Durante años, el activismo encontró en las redes sociales un ecosistema aparentemente perfecto: inmediatez, alcance global y una capacidad de movilización sin precedentes. Sin embargo, una sensación creciente de impotencia comienza a empañar ese espejismo. El like, el compartir o el tuit virales han demostrado ser herramientas poderosas para la concienciación, pero a menudo se quedan en la superficie, en un ruido que no logra agrietar los cimientos del poder establecido. Como bien señala una voz lúcida, "el día que la sociedad vea que es más eficaz la lucha en las calles que en las redes sociales tendremos mucho de ganado". Ese día no es una utopía; es una necesidad histórica que se anuncia en el horizonte, y su llegada, paradójicamente, será precipitada por la misma miseria que los nuevos señores feudales tecnológicos ayudan a perpetuar.

Las redes sociales, en su esencia, son el reino de lo efímero. Un algoritmo dicta qué se ve y qué no, sepultando las causas justas bajo un alud de contenido banal. La indignación se convierte en un commodity más, un pico de engagement que dura unas horas antes de ser reemplazado por el siguiente escándalo. Esta "esclavitud del algoritmo" nos da la ilusión de participar mientras nos mantiene encerrados en cámaras de eco, donde predicamos a los conversos y rara vez desafiamos las estructuras de poder reales. La protesta digital, en muchos casos, ha sido domesticada: es un espectáculo que no interrumpe el negocio.

Frente a esto, la lucha en las calles representa la recuperación de lo físico, lo ineludible y lo colectivo. Un cuerpo en una plaza no puede ser silenciado con un botón de "bloquear". Una multitud marchando no puede ser ignorada por un algoritmo. La calle es el espacio de la democracia directa y tangible, donde el malestar social deja de ser un dato métrico para convertirse en una presencia masiva, visible e incómoda.
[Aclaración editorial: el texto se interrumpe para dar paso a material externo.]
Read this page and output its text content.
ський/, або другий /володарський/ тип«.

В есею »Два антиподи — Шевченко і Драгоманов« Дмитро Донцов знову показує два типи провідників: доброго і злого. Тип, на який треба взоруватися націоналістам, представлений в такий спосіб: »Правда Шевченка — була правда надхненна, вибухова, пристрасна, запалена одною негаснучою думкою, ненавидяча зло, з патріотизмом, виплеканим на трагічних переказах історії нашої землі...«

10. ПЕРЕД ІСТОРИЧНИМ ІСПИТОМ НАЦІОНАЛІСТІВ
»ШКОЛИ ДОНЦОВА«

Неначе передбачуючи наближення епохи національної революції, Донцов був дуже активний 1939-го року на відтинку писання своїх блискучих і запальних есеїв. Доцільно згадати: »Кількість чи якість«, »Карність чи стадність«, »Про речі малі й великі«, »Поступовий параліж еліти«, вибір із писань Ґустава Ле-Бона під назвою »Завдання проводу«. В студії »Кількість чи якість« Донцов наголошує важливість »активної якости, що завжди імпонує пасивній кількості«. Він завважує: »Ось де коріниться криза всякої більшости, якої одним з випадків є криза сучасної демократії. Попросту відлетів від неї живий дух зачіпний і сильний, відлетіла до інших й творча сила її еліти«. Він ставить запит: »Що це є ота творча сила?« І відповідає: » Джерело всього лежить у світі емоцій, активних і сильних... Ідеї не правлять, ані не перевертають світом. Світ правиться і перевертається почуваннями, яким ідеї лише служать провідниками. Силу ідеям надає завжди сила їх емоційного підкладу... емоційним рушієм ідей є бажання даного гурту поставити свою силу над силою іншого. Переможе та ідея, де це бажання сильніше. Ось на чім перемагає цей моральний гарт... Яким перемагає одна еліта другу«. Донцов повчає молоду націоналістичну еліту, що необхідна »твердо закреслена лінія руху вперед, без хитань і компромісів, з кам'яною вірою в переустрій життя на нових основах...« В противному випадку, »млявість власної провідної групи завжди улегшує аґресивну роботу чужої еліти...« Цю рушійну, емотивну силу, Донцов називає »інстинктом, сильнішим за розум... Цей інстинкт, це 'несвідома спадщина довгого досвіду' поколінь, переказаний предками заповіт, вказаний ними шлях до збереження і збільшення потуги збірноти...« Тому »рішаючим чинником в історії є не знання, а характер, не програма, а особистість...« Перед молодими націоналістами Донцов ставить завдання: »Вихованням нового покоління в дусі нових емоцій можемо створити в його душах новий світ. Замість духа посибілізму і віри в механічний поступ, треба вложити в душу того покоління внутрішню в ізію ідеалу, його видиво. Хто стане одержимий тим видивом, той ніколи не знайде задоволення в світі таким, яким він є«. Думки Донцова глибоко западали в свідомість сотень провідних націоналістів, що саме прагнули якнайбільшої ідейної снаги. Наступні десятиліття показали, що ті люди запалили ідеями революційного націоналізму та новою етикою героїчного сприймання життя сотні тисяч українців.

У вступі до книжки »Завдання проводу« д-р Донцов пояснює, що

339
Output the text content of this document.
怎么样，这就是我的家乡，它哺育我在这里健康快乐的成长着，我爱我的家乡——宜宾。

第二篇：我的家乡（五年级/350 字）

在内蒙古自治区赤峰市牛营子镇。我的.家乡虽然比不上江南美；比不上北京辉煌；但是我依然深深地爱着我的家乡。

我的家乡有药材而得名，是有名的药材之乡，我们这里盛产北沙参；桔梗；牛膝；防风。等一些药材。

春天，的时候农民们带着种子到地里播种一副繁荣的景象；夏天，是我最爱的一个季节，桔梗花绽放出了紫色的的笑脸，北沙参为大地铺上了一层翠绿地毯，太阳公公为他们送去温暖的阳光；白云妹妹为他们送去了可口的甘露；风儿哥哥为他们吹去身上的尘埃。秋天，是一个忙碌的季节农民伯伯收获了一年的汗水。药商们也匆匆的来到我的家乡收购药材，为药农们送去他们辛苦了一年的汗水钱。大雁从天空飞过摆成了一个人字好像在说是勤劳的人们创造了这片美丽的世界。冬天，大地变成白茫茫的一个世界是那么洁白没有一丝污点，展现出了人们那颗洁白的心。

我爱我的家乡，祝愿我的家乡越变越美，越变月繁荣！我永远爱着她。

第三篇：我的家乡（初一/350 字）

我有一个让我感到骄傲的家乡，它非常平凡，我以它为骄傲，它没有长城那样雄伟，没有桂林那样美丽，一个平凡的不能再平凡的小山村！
Es el lugar donde se forja la solidaridad real, no la virtual; donde el riesgo y el compromiso se miden en términos humanos, no en interacciones.

Sin embargo, la transición del clic al adoquín requiere de un catalizador doloroso. La frase lo advierte con crudeza: "Para que esto se haga realidad queda más miseria, hambre y recortes de derechos por parte de los feudotecnológicos". Estos "feudotecnológicos" —un término tan preciso como aterrador— son los nuevos barones del capitalismo del siglo XXI. Su poder no se ejerce sobre tierras, sino sobre datos, sobre nuestra atención, nuestra intimidad y, cada vez más, sobre nuestros derechos laborales y sociales. Sus políticas de precariedad, su avaricia fiscal y su control sobre la información son el nuevo yugo.

Será precisamente la continuación de estos abusos, el ahondamiento en la desigualdad y el recorte sistemático de derechos, lo que empujará a la ciudadanía a redescubrir su poder primario: el de la presencia colectiva. Cuando la pantalla ya no ofrezca ni siquiera la distracción de una falsa participación, cuando el hambre y la desesperación traspasen el umbral digital, la gente no tendrá más remedio que salir a reclamar lo que es suyo.

El futuro de la lucha social, por tanto, no está en abandonar las redes, sino en subordinarlas a una estrategia de movilización física. Las redes deben ser el altavoz, el organizador, el medio para coordinar la acción que realmente importa: la que ocupa el espacio público. El desafío es construir puentes entre la conciencia digital y la acción concreta, transformar la indignación virtual en un movimiento imparable que camine, grite y exija justicia donde no puede ser silenciado.

El día que comprendamos que un millón de likes no valen lo que diez mil personas frente a un parlamento, ese día habremos dado el salto más significativo. La calle, al fin y al cabo, es el algoritmo del pueblo. Y es un algoritmo que no se puede actualizar para silenciar la disidencia.